Quelques jours avant Noël, le 21 décembre 1793, Jean Antoine de Beauvalet, seigneur de Durécu, est trouvé mort à Valognes, dans une chambre où il s'est réfugié, après avoir été enfermé par les Révolutionnaires dans les geôles du fort de la Hougue. Ainsi s'éteint le dernier représentant mâle de la branche noble des Beauvalet, fondateurs, en 1686, du petit domaine de Durécu à Saint-Vaast-la-Hougue, et ayant lutté pendant trois générations, pour conserver leur noblesse chèrement acquise.
Après trois ans de recherches dans les archives nationales, civiles et militaires, départementales (50, 57, 76), municipales, notariales et familiales, Edmond Thin nous dévoile l'histoire totalement inédite du manoir de Durécu et de ses habitants successifs, depuis 1686. C'est une véritable saga, particulièrement vivante, se déroulant sur plus de quatre siècles, celle de trois familles, gentilshommes campagnards puis simples notables, tous très impliqués dans la vie sociale de leur temps, sans oublier leurs épouses, femmes souvent remarquables.

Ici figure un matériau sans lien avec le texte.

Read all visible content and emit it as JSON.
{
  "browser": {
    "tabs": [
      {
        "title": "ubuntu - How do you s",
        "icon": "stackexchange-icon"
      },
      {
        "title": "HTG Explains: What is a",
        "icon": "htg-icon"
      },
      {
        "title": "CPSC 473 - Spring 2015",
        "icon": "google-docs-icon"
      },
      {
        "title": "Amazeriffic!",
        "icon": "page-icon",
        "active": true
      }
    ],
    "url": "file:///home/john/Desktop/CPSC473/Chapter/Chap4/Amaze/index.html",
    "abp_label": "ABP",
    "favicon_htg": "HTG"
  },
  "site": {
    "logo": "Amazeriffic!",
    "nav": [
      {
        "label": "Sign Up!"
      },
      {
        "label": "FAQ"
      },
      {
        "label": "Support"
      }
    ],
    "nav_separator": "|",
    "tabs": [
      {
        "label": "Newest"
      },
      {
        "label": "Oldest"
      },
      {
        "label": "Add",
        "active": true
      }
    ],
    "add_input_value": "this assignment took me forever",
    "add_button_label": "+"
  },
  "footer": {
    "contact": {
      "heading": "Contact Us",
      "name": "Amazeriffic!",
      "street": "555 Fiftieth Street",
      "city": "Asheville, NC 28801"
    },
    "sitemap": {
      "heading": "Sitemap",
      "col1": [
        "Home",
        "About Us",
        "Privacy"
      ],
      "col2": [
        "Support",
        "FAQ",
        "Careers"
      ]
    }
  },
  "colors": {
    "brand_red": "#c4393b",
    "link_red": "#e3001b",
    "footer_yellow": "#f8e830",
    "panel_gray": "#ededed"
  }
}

Edmond Thin nous fait découvrir tout d'abord la vie quotidienne et l'ascension sociale progressive d'une famille de laboureurs « manieurs d'argent », devenue noble en 1702, puis confrontée aux problèmes économiques de son temps, dont la banqueroute de Law, ce qui ne l'empêche pas d'accroître régulièrement son patrimoine foncier. A l'époque troublée de la Révolution, son représentant n'hésite pas, au péril de sa vie, à protéger les activités des prêtres réfractaires. Au XIXe siècle, ses descendants par alliance, après s'être occupés de fortifier les îles Saint-Marcouf contre les Anglais, exercent les fonctions de premier magistrat de la commune, sous l'Empire, puis à nouveau pendant la Restauration et sous le Second Empire. Enfin, au XXe siècle, Durécu est acquis par le représentant d'une très ancienne famille saint-vaastaise de négociants et armateurs.